I called my wound care specialist to try to get an appoint today, but you know how that goes. ("We have something for you Thursday at 9.")
After that, I gingerly
removed my compress while simultaneously saturating it with saline and silver from a spray bottle; "one millimeter at a time, kid"; the bleeding had stopped. I did my standard bandage and sat down to finish editing the video I recorded last night.
I thought it might be helpful to insert an audio at the beginning, so you could hear directly from me what
had happened during the night.
Part of me absolutely hates talking about this stuff, but talking about it with you, the body of Christ, is the only analgesic that really works. Thank you for bearing my burden. I need it.

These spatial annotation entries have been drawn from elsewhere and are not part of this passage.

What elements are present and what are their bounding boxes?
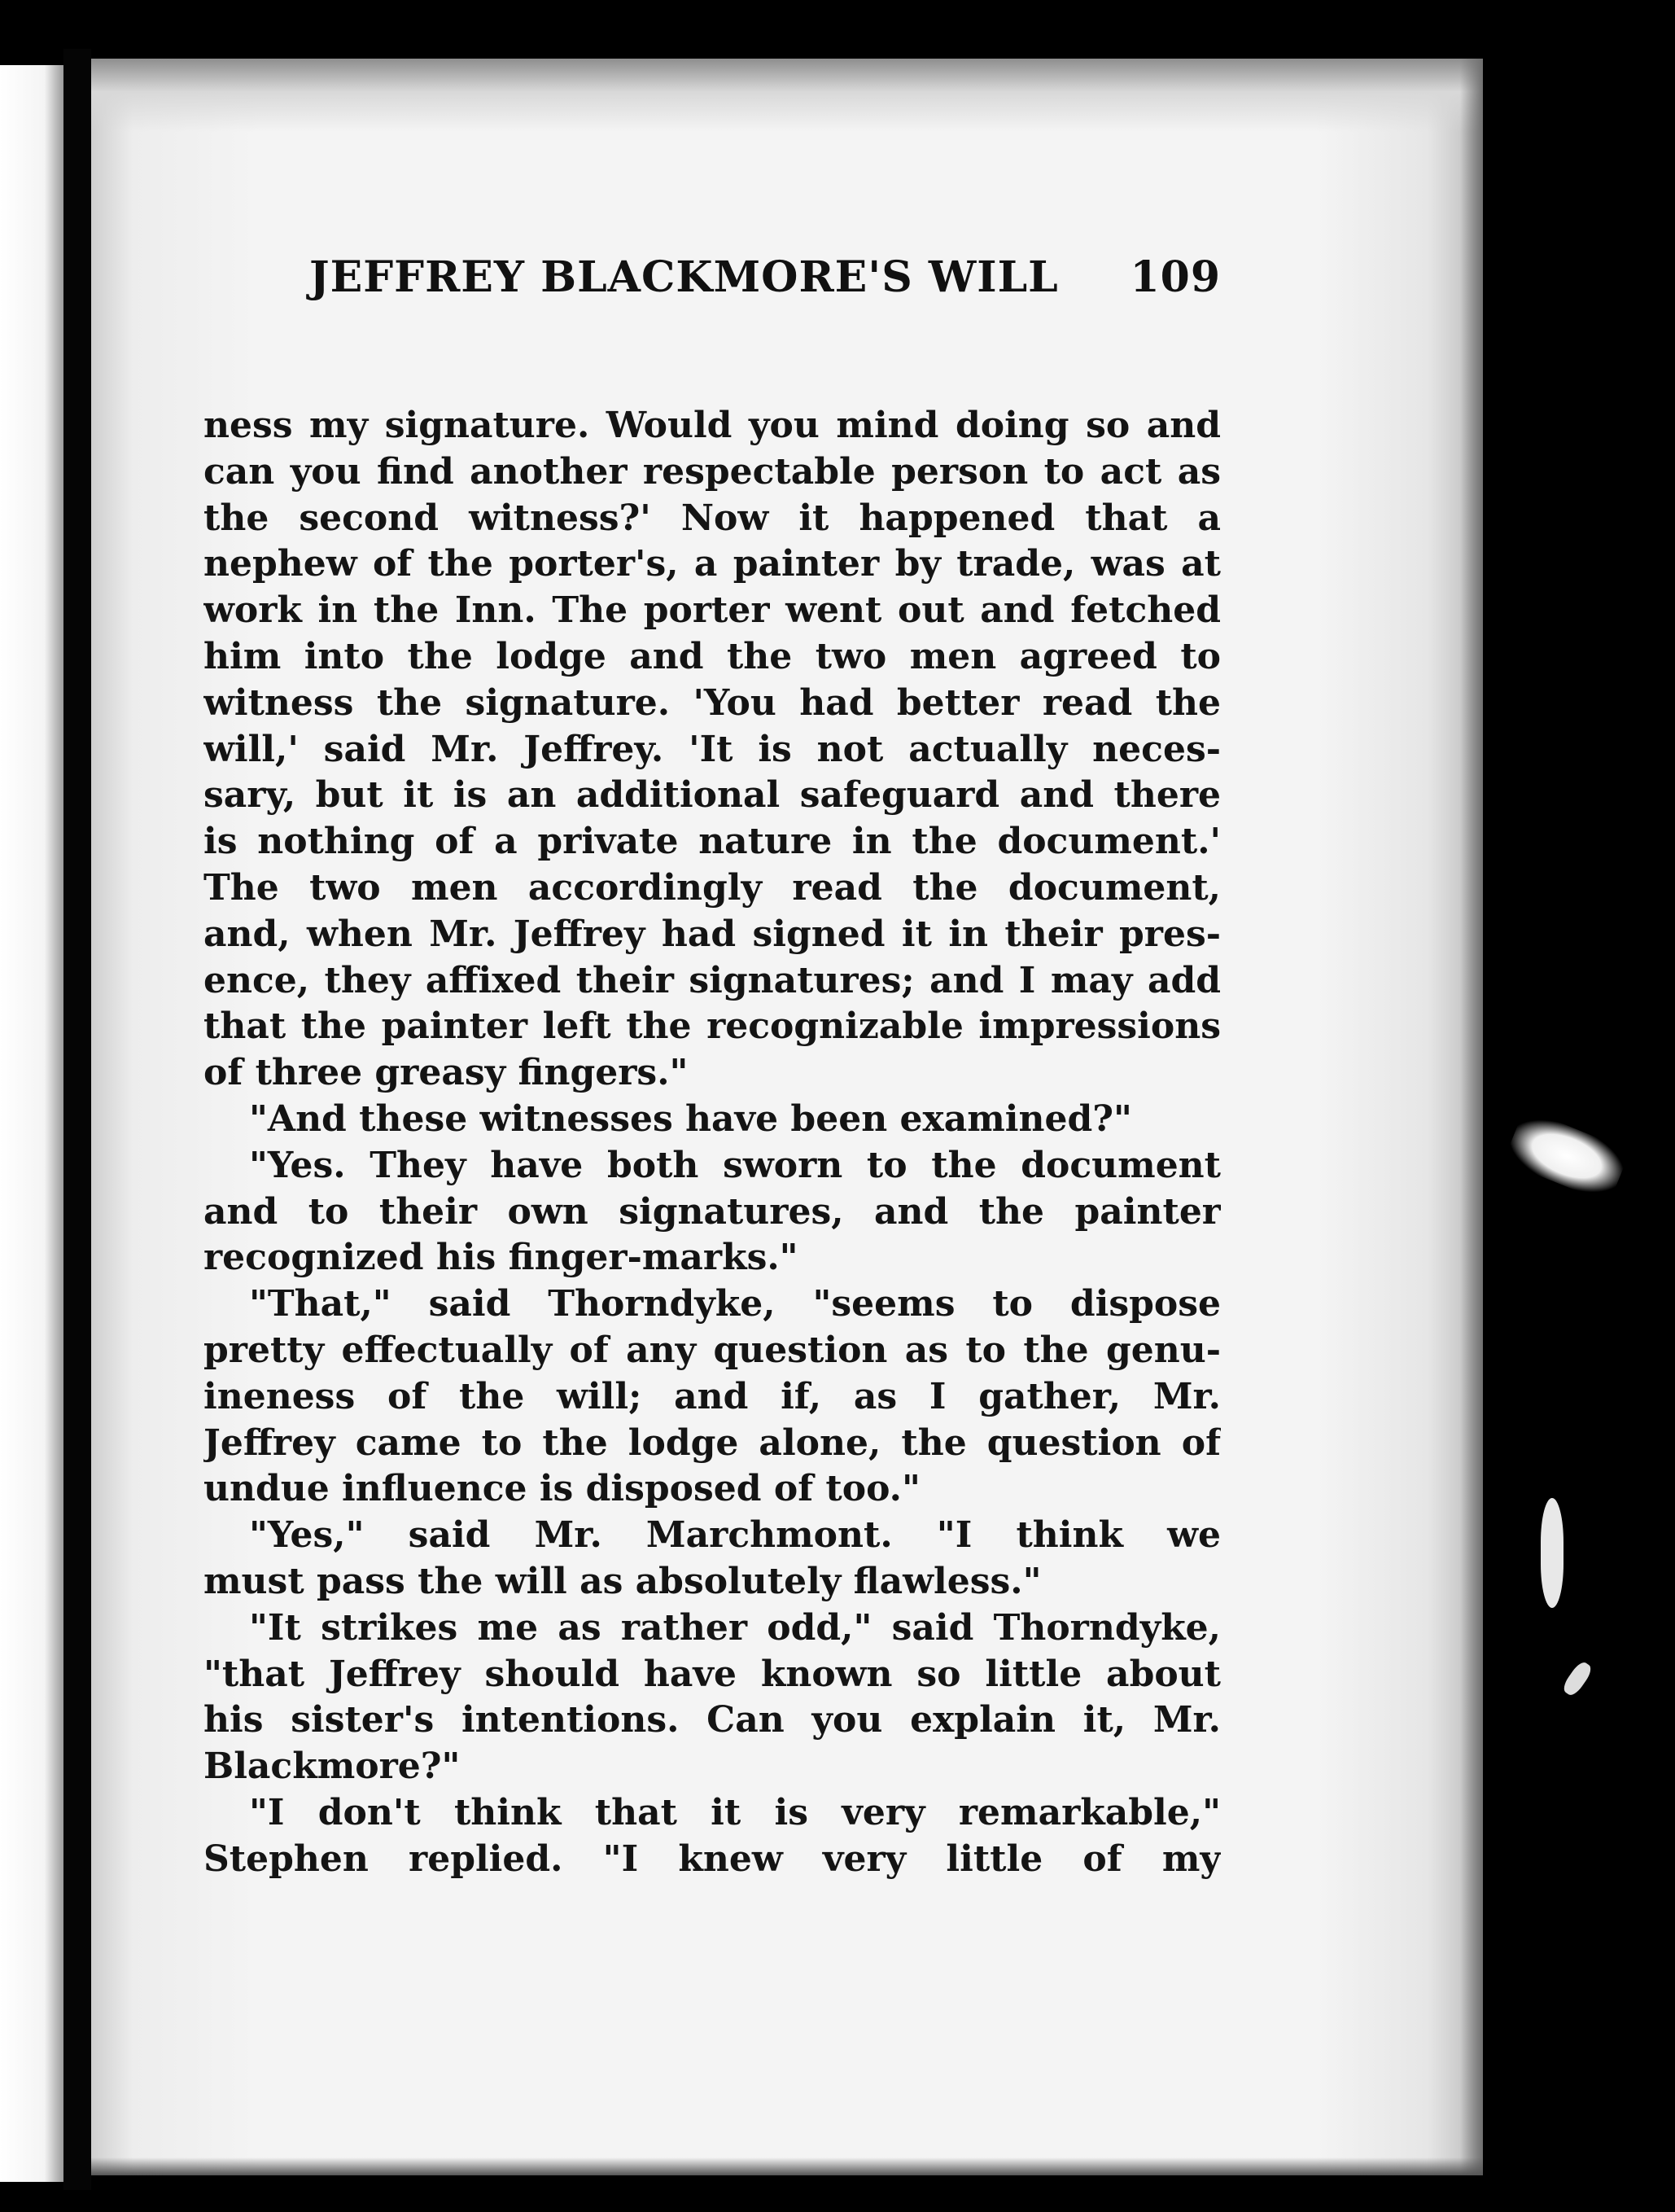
text-line: "That," said Thorndyke, "seems to dispose	[249, 1283, 1221, 1325]
text-line: him into the lodge and the two men agreed to	[203, 635, 1221, 677]
text-line: undue influence is disposed of too."	[203, 1468, 921, 1510]
text-line: and to their own signatures, and the painter	[203, 1190, 1221, 1233]
text-line: must pass the will as absolutely flawless."	[203, 1560, 1042, 1602]
text-line: and, when Mr. Jeffrey had signed it in their pres-	[203, 913, 1221, 955]
text-line: recognized his finger-marks."	[203, 1237, 798, 1279]
text-line: that the painter left the recognizable impressions	[203, 1005, 1221, 1048]
page-top-shadow	[91, 59, 1483, 132]
text-line: "that Jeffrey should have known so little about	[203, 1653, 1221, 1695]
text-line: "I don't think that it is very remarkable,"	[249, 1791, 1221, 1833]
text-line: the second witness?' Now it happened that a	[203, 497, 1221, 539]
facing-page-edge	[0, 65, 63, 2182]
text-line: nephew of the porter's, a painter by trade, was at	[203, 543, 1221, 585]
text-line: "Yes. They have both sworn to the document	[249, 1144, 1221, 1186]
text-line: work in the Inn. The porter went out and fetched	[203, 589, 1221, 632]
text-line: his sister's intentions. Can you explain it, Mr.	[203, 1699, 1221, 1741]
text-line: witness the signature. 'You had better read the	[203, 681, 1221, 724]
light-glare-artifact	[1503, 1108, 1630, 1203]
running-head-title: JEFFREY BLACKMORE'S WILL	[309, 252, 1059, 302]
scan-blot-artifact	[1541, 1498, 1563, 1608]
page-number: 109	[1130, 252, 1221, 302]
text-line: pretty effectually of any question as to the genu-	[203, 1329, 1221, 1371]
text-line: of three greasy fingers."	[203, 1052, 689, 1094]
text-line: is nothing of a private nature in the document.'	[203, 821, 1221, 863]
running-head	[309, 252, 1221, 309]
body-text	[203, 403, 1221, 1883]
text-line: Jeffrey came to the lodge alone, the question of	[203, 1421, 1221, 1464]
text-line: Blackmore?"	[203, 1746, 461, 1788]
text-line: Stephen replied. "I knew very little of my	[203, 1837, 1221, 1880]
page-bottom-shadow	[91, 2157, 1483, 2175]
text-line: ineness of the will; and if, as I gather, Mr.	[203, 1375, 1221, 1417]
text-line: "It strikes me as rather odd," said Thorndyke,	[249, 1606, 1221, 1649]
text-line: "Yes," said Mr. Marchmont. "I think we	[249, 1514, 1221, 1557]
text-line: ness my signature. Would you mind doing so and	[203, 405, 1221, 446]
page-right-shadow	[1460, 59, 1483, 2175]
text-line: ence, they affixed their signatures; and I may add	[203, 959, 1221, 1001]
text-line: will,' said Mr. Jeffrey. 'It is not actually neces-	[203, 728, 1221, 770]
text-line: sary, but it is an additional safeguard and there	[203, 774, 1221, 817]
text-line: "And these witnesses have been examined?"	[249, 1097, 1132, 1140]
text-line: The two men accordingly read the document,	[203, 866, 1221, 909]
scan-blot-artifact-small	[1560, 1659, 1594, 1698]
book-gutter	[63, 49, 91, 2190]
text-line: can you find another respectable person to act as	[203, 450, 1221, 493]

A spiritual lesson follows, of course, from 2 Timothy—becoming all the more powerful, I think, in the mouth of a weakened vessel.
While lying on the cold linoleum floor at 4 am, holding a gigantic wad of paper towel against my neck, much of the front of my body—including the area between my toes—caked in blood—a smile came to my
face, along with a small yet discernible laugh. Maria looked down at me, alarmed, the blood pressure cuff dangling from her shaking yet ready hand. I felt I owed her an explanation.
"The peace of God," I said.
Thank you for your prayers and undying love for me—the same love I have for you.
As long as there is enough blood in my body to fuel my brain and my mouth, the show will go on.